Low self-esteem is a product of how one appraises a situation or oneself, Ondersma explained. If someone is not very skilled at tennis, for example, it may not have an impact on that individual’s self-esteem unless they take it to the next level of saying, because of this lack of skill, there is something wrong with them or they won’t ever succeed.

“Always viewing things in a bad light, or interpreting it as ‘nothing’s ever going to work out,’ or ‘I’m never going to get better at this thing,’” Ondersma said, is how someone with low self-esteem appraises such a situation.

Someone with a healthy self-esteem would accept that they lack the tennis skills and either try to improve on them or move on to focus on something at which they are skilled, without seeing it as a bad thing or having an impact.

But as a result of that low self-esteem, Ondersma said, that individual could be opening themselves up to bullying.

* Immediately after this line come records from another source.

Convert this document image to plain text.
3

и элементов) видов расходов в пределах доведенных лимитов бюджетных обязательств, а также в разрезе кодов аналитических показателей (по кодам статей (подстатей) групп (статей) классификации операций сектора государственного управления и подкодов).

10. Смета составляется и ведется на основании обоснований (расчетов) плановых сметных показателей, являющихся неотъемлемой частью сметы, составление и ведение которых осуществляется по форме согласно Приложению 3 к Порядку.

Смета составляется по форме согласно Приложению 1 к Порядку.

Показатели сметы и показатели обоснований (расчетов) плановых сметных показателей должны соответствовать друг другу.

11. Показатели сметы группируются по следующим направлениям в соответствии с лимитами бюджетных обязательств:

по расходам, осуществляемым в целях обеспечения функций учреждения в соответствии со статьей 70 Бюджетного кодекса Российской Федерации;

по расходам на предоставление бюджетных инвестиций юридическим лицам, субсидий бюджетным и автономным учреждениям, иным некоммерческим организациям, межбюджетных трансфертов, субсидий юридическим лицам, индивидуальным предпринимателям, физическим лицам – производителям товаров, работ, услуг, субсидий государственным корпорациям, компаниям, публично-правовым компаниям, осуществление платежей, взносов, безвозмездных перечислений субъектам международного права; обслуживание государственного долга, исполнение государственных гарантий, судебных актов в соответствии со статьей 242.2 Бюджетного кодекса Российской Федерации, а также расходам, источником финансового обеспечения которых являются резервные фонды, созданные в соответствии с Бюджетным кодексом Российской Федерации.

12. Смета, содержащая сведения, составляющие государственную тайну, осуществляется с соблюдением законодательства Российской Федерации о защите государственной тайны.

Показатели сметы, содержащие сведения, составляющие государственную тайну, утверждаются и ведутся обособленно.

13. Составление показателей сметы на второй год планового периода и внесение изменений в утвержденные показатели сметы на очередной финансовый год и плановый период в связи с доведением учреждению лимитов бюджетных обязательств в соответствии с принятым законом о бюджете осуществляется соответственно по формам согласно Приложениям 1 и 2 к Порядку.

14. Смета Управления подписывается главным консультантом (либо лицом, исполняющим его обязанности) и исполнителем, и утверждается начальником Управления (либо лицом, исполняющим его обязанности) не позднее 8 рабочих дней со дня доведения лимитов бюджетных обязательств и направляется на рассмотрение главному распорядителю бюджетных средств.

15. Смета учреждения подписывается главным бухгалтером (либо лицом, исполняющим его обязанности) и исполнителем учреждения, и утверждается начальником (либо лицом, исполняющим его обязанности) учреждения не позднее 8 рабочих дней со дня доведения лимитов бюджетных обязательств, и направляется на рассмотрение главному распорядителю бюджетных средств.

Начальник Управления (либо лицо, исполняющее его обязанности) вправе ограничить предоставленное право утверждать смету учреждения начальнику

“It’s a double-edged sword,” she said. “Bullies tend to pick someone they can successfully bully. Someone who’s weaker, who is not necessarily going to fight back.”

A lot of focus has also been placed on the bystander — the fellow student or even a parent or teacher who observes bullying taking place and does nothing to stop it. Schools are trying to give students the skills to not only stand up to bullying in a healthy way, but also to intervene.

“That’s what we try to teach the kids — to be watchful of each other, to be respectful, and if we’re doing the same thing as adults, we’re setting that example,” Ondersma said of the importance of adults practicing the behavior they expect of their students. “We want to give the sense of it’s a respectful, safe community, and we treat each other in a certain way.”

It’s vital that a school district addresses bullying as a problem and something that not only sparks repercussions, but fosters a more positive environment.

“We want to raise positive children into positive adults,” Klimecki said. “I think it’s very important in our elementary, middle and high schools that the climate is nurturing children and young adults who see themselves as valued and respected and important. If we don’t do that as schools, then we fail. If we don’t do that as teachers, then we fail. Obviously, we’re partners with parents and we’re partners with society, but we have those kids for a big part of the day. There’s a lot going on in school, and we want to make it as positive as it can be. We can turn lives around.”